This afternoon, a Senate Homeland Security and Governmental Affairs subcommittee will hear testimony on the Whistleblower Protection Enhancement Act. Why should we care? Last month, President Obama said he would seek to bar the release of photographs that depict abusive interrogations at secret overseas prisons during the Bush years--photos that are similar to, or worse, than the Abu Ghraib photos disclosed by whistleblower Joe Darby back in 2004.
Now, to make matters worse, the President-We-Like is backing the pernicious Graham-Lieberman amendment to create a FOIA exemption for the secret photos. I'd make this Exhibit 1 in why we need whistleblowers.
What would happen if someone were to disclose the photos to the media? Would that person be celebrated or slaughtered?

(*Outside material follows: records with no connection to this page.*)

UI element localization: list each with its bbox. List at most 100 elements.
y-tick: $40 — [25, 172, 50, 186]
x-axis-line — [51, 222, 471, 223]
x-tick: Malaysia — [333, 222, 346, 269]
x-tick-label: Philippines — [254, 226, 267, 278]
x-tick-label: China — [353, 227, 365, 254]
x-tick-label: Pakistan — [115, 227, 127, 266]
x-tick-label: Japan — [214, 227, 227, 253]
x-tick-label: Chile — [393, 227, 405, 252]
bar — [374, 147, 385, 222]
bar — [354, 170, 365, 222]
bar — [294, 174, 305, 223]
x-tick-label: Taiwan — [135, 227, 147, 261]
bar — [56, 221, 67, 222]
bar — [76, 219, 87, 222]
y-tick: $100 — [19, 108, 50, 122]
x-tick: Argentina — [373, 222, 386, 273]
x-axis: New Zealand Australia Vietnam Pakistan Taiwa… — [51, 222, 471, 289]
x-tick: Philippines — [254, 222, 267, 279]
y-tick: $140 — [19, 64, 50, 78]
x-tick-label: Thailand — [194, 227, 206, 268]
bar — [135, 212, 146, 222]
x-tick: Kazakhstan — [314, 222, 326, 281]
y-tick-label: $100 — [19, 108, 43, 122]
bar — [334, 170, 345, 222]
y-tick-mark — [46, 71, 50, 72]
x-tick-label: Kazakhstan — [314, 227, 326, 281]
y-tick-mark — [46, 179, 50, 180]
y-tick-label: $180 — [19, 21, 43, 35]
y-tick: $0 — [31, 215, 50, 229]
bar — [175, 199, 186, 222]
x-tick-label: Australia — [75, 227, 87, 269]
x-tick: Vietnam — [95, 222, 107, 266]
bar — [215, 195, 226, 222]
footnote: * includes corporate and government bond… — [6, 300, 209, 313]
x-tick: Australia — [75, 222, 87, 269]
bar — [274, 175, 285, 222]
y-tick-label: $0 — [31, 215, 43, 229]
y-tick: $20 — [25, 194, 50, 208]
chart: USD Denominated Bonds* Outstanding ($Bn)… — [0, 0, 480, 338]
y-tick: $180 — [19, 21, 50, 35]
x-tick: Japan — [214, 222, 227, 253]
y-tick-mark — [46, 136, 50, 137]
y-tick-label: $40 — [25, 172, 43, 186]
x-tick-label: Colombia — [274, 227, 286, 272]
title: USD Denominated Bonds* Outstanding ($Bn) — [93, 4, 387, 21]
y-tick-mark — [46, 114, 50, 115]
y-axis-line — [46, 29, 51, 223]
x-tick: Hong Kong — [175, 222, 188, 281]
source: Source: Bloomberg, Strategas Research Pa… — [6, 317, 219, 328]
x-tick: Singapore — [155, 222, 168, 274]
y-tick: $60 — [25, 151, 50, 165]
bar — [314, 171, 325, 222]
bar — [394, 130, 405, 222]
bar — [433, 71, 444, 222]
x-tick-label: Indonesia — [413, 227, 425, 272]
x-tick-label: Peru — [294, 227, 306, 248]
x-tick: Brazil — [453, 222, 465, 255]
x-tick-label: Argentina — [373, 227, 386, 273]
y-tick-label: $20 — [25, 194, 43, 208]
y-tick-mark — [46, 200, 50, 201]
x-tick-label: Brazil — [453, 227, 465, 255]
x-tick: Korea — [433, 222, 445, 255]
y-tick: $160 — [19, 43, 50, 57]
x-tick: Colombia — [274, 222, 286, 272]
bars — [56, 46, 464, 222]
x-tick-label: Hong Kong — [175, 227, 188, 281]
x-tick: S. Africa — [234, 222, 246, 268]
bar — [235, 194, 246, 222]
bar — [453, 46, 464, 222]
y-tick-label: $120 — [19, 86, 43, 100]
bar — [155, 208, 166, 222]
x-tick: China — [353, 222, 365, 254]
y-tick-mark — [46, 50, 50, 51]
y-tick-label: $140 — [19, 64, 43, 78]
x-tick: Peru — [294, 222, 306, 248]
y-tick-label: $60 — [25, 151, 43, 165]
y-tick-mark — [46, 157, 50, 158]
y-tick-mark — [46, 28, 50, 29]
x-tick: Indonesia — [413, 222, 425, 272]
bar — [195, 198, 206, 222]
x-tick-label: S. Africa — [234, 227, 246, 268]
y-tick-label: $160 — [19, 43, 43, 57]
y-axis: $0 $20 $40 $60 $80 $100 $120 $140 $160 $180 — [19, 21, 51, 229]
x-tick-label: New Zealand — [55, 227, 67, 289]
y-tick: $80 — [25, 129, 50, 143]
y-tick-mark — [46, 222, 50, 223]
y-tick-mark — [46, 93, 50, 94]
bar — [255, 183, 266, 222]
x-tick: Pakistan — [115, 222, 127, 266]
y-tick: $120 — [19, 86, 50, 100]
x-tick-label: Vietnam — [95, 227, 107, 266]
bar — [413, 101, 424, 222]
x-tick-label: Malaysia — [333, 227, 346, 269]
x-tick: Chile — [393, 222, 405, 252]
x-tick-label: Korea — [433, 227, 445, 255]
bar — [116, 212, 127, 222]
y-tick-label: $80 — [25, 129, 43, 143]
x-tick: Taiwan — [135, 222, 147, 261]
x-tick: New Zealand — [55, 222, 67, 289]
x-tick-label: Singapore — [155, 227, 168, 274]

I personally think that we still need whistleblowers, and no one is going to blow the whistle if they are not protected and have seen how so many of us have been raked over the coals for doing the right thing.
On Tuesday, Senators Joe Lieberman(I-CT) and Lindsey Graham (R-SC) [hereinafter "the dastardly duo"] added an amendment to the war supplemental spending bill to create a Freedom of Information Act (FOIA) exemption for the secret photos Obama blocked last month [hereinafter the "photo suppression amendment"]. Luckily, it appears to have been stripped from the supplemental spending bill. But Wednesday, in the dastardly duo's crusade to add it to every moving bill until it passes, they attached it to a bill meant to enable the FDA to regulate tobacco. House Speaker Nancy Pelosi (D-CA) came out against the bill late yesterday, but who know what today holds. . .
Let's reflect: On January 21, 2009, President Obama issued the Memorandum on Transparency and Open Government, calling for an unprecedented level of openness in government.
But now, Obama's bar on releasing of the torture photos--after promising to do so--and his support of the pernicious Graham-Leahy amendment underlines why we need whistleblowers.
There has been a 9-year legislative effort to restore credible whistleblower rights for government employees. The current incarnation is the Whistleblower Protection Enhancement Act of 2009, S. 372 and H.R. 1507.
The U.S. Senate Committee on Homeland Security and Governmental Affairs
Subcommittee on Oversight of Government Management, the Federal Workforce, and the District of Columbia is holding a hearing at 2:30 PM to examine problems with the current system of protections for federal whistleblowers and the pending legislative fix.
This effort needs to be completed. Whistleblowers are cruxcified, from being blacklisted to bankrupted.
The Whistleblower Protection Act sounds great on paper, but does not create a private right of action. Employees need the right to a jury trial in federal court. As things stand now, whistleblowers are confined to administrative hearings at the Merit Systems Protection Board where, since 2000, only 3 our of 53 whistleblowers have received favorable rulings.
You might ask, can't they just appeal? Yes, but the Federal Circuit Court of Appeals has a monopoly on hearing whistleblower appeals of administrative decisions. It has also consistently rules against them, with whistleblowers winning only 3 cases out of 209 since October 1994 when Congress last strengthened the law.
Finally, there are no meaningful protections for FBI and intelligence agency whistleblowers--arguably the class of employees who need them the most and from whom we'd want to hear if, you know, guys with cash and no interest in learning how to land a plane are taking flying lessons (Coleen Rowley), terrorism translations are being deliberately slowed down (Sibel Edmonds), prisoners are being tortured at American-run prisons (Joe Darby), and the list goes on.